Avionics code is some of the most extensively tested code in the world, with 100% statement and decision coverage, 100% requirements test coverage, extensive robustness testing, and somewhere between a handful and hundreds of eyes having reviewed every single line (depending on criticality level). Additionally, design constraints are followed for high criticality software that simply eliminate many types of attacks - no dynamic allocation, mathematically provable static stack analysis, etc. etc. etc. (get yourself a copy of DO-178B and read it if you really want to know all the details). I would bet a significant amount of money that the defect rate per N lines of code in avionics software is probably substantially lower than almost all other commercial software. There's also the fact that on modern aircraft using Ethernet based networks, message routing and authentication are implemented in both hardware and software at multiple layers by independent teams, which greatly reduces the chances of a common fault that allows a successful attack (even if you could gain physical access to the network).
"Bugs or potential Bugs you discover may not at any time be disclosed publicly or to a third-party. Doing so will disqualify you from receiving award miles."
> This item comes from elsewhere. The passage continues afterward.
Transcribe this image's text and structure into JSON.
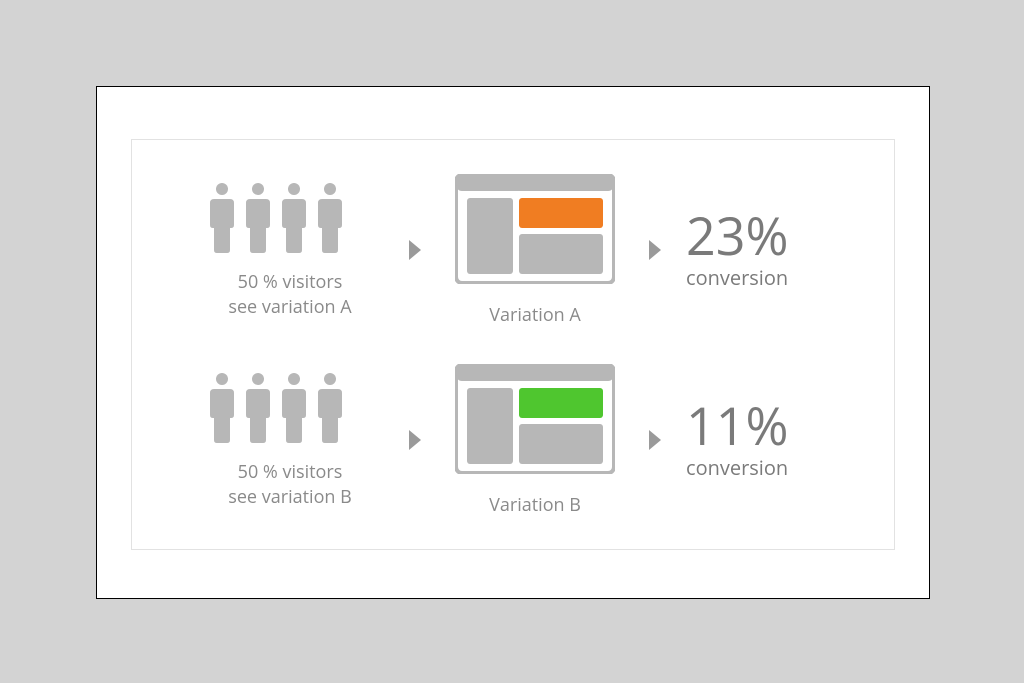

It's as if it was designed in the same spirit as a frequent flyer program -- really stingy payout, with lots of strings attached. I can't see how this can incentivise anyone to do free penetration-testing for them.
Is having rude stewardesses and planes that are never on time bugs? Is grouping two flights into one flight number to deceive people into buying 3 stop international flights a bug? If so please pay me in minimal airline miles which I can then use to waste more of my time on the shittiest airline in the world.
Another gem in the ToS: "You are responsible for any tax implications that apply based on your country of residency and citizenship."
I know miles earned from credit cards are not taxed, but I do know for a fact that Citibank sends out a 1099 for new checking accounts that come with bonus miles.
If United sends you a 1099 based on the market value of a mile (likely between 2-3 cents each), then you're looking at non-trivial tax implications as well.
Yeah how hard is it to just let us select meals before boarding? Instead of running out of the better meal and pissing off high revenue customers. Even AA gets this right.